Salvatore Vitale, who had previously plead guilty to this offense testified that the first time he saw the defendant that day was at a gas station at the Oglesby Spur at 1:30 P.M. on the afternoon of the crime. On cross-examination he admitted that he had been convicted of four felonies within the past ten years.
Helen Wrona, the wife of defendant, testified that during the morning in question she and her husband had been shopping in Peru, that they then drove to the Oglesby Spur to get their oil changed, that while there Salvatore Vitale drove into the service station and her husband got into the car with Salvatore's dog and both men drove off.
• 8 Defendant did not testify.
The credibility of the witnesses was for the jury. Cases cited by defendant in support of his argument were rape cases stating the general rule of corroboration of the female and have no application here. The courts have repeatedly held that it is the function of the jury to make a determination of the credibility of witnesses and the weight to be given to the testimony. This court will not substitute its judgment for that of the jury merely because the evidence is conflicting. (People v. Fort, 14 Ill.2d 491; People v. Wheeler, 5 Ill.2d 474.) There was more than positive identification of the defendant by a single witness here. The testimony of Officer Clausen that he first saw defendant in the car at the Cedar Point Junction (a point several miles south of the Oglesby Spur) and that the car never stopped at the Oglesby Spur as it went north into Peru would certainly be considered by the jury. On cross-examination of Helen Wrona it was brought out that she had never before had the oil changed at the Oglesby Spur and further, that the Oglesby Spur was from 8 to 10 miles out of the way.
• 9 We cannot say that the conviction of the defendant rests upon identification which is doubtful, vague and uncertain and which does not produce an abiding conviction of guilt which situation would require us to reverse. People v. Kidd, 410 Ill. 271.
• 10 From a review of the entire record we find that defendant was properly found guilty beyond a reasonable doubt and that the evidence used against him was not obtained unlawfully.
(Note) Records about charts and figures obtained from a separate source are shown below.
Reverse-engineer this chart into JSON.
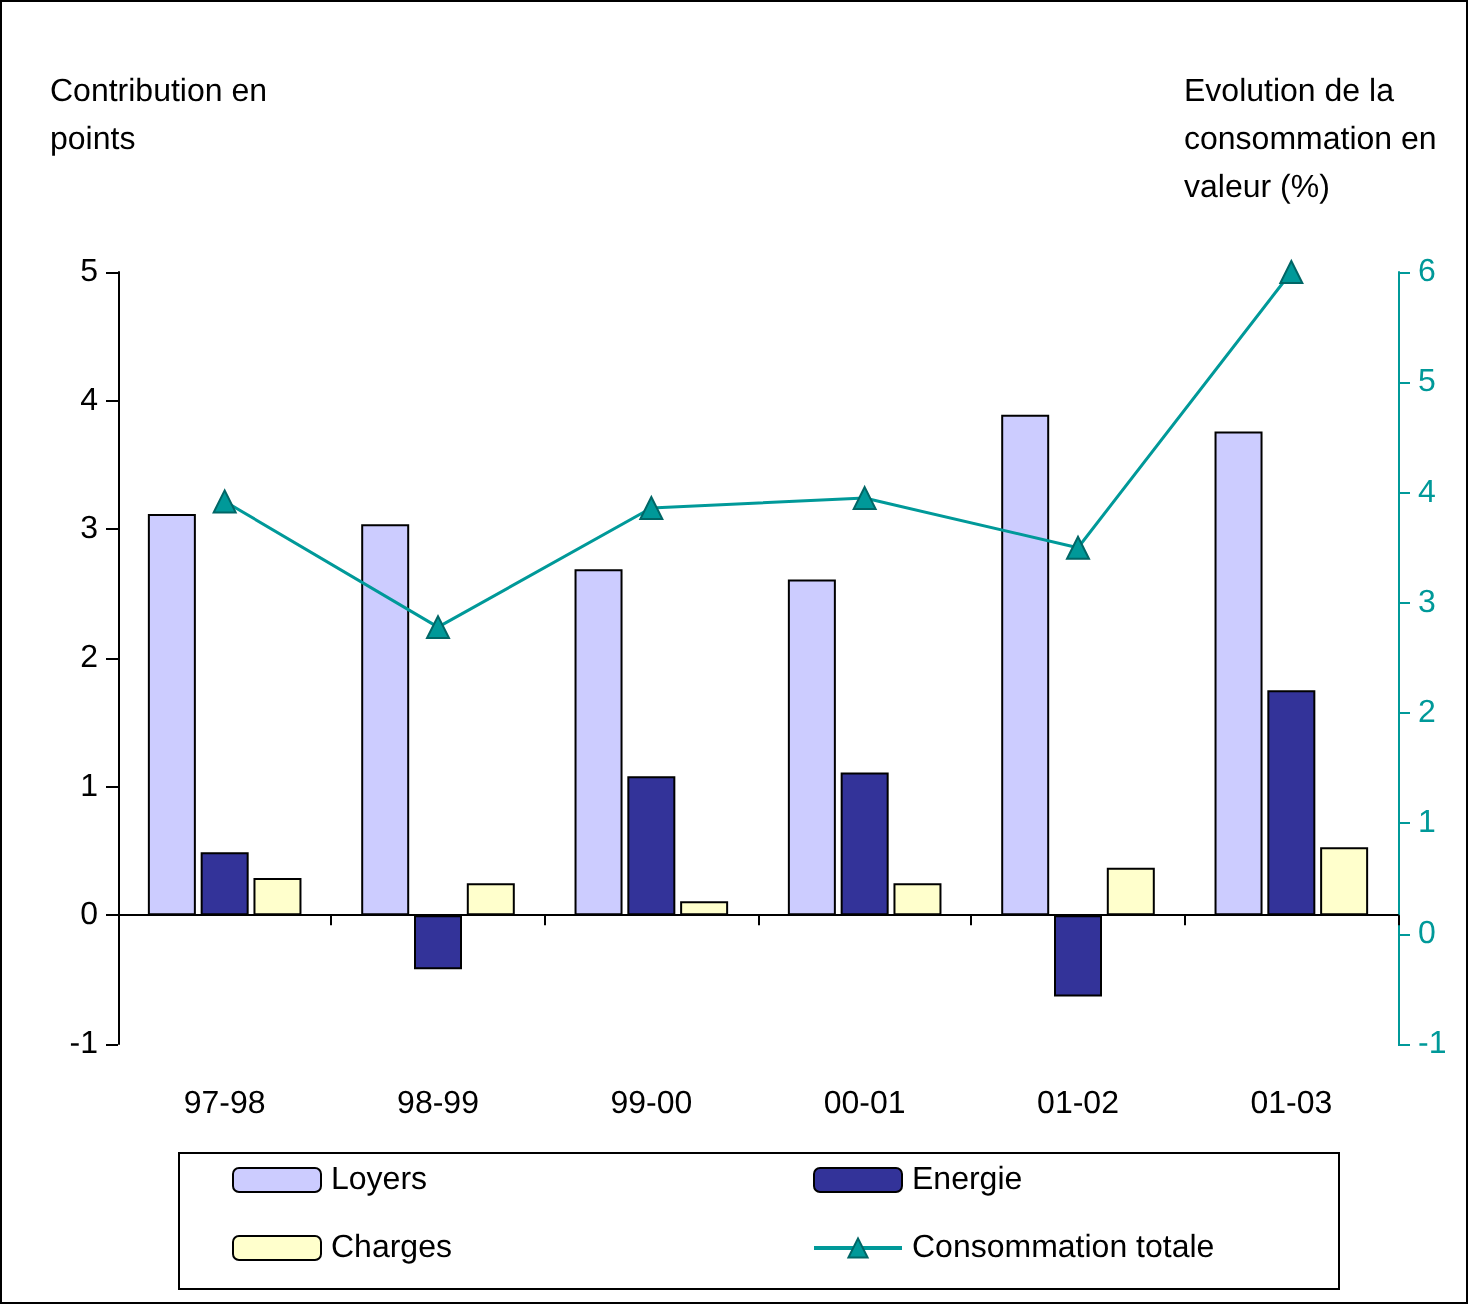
{
  "chart_data": {
    "type": "bar",
    "ylabel": "Contribution en points",
    "y2label": "Evolution de la consommation en valeur (%)",
    "categories": [
      "97-98",
      "98-99",
      "99-00",
      "00-01",
      "01-02",
      "01-03"
    ],
    "series": [
      {
        "name": "Loyers",
        "color": "#ccccff",
        "values": [
          3.12,
          3.04,
          2.69,
          2.61,
          3.89,
          3.76
        ]
      },
      {
        "name": "Energie",
        "color": "#333399",
        "values": [
          0.49,
          -0.42,
          1.08,
          1.11,
          -0.63,
          1.75
        ]
      },
      {
        "name": "Charges",
        "color": "#ffffcc",
        "values": [
          0.29,
          0.25,
          0.11,
          0.25,
          0.37,
          0.53
        ]
      },
      {
        "name": "Consommation totale",
        "type": "line",
        "axis": "y2",
        "color": "#009999",
        "marker": "triangle",
        "values": [
          3.92,
          2.78,
          3.86,
          3.95,
          3.5,
          6.0
        ]
      }
    ],
    "ylim": [
      -1,
      5
    ],
    "yticks": [
      -1,
      0,
      1,
      2,
      3,
      4,
      5
    ],
    "y2lim": [
      -1,
      6
    ],
    "y2ticks": [
      -1,
      0,
      1,
      2,
      3,
      4,
      5,
      6
    ],
    "legend": "bottom"
  }
}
Defendant asks that his punishment be reduced. At the hearing on aggravation and mitigation it was disclosed that defendant was born June 4, 1934, and at the age of 17 he was first convicted of a burglary and was given probation. He violated the terms of his probation about seven months later and he was then sentenced to the penitentiary for 1 to 10 years. In 1961 he was again convicted of burglary and was sentenced to 2 years to 2 years and 2 months. In May of 1970 he was sentenced to 90 days in Vandalia. In March of 1971 he was sentenced to 45 days and one year concurrent. In September 1971 he was convicted of Burglary, Bail Bond Violation, and Escape and was sentenced to 3 to 4 years to be served concurrently with the March 1971 sentence. On Nov. 24, 1971, he was convicted on the instant case and given a consecutive sentence.
• 11 "There are, unfortunately, in our society habitual offenders who are beyond the pale of redemptive treatment." (Abernathy v. People, 123 Ill. App.2d 263, 271.) It can be concluded from the record in this case that the defendant is a habitual offender. The trial judge made a sound determination of the punishment to be imposed and we will not disturb it. The judgment of the Circuit Court of Marshall County is affirmed.
STOUDER, P.J., and SCOTT, J., concur.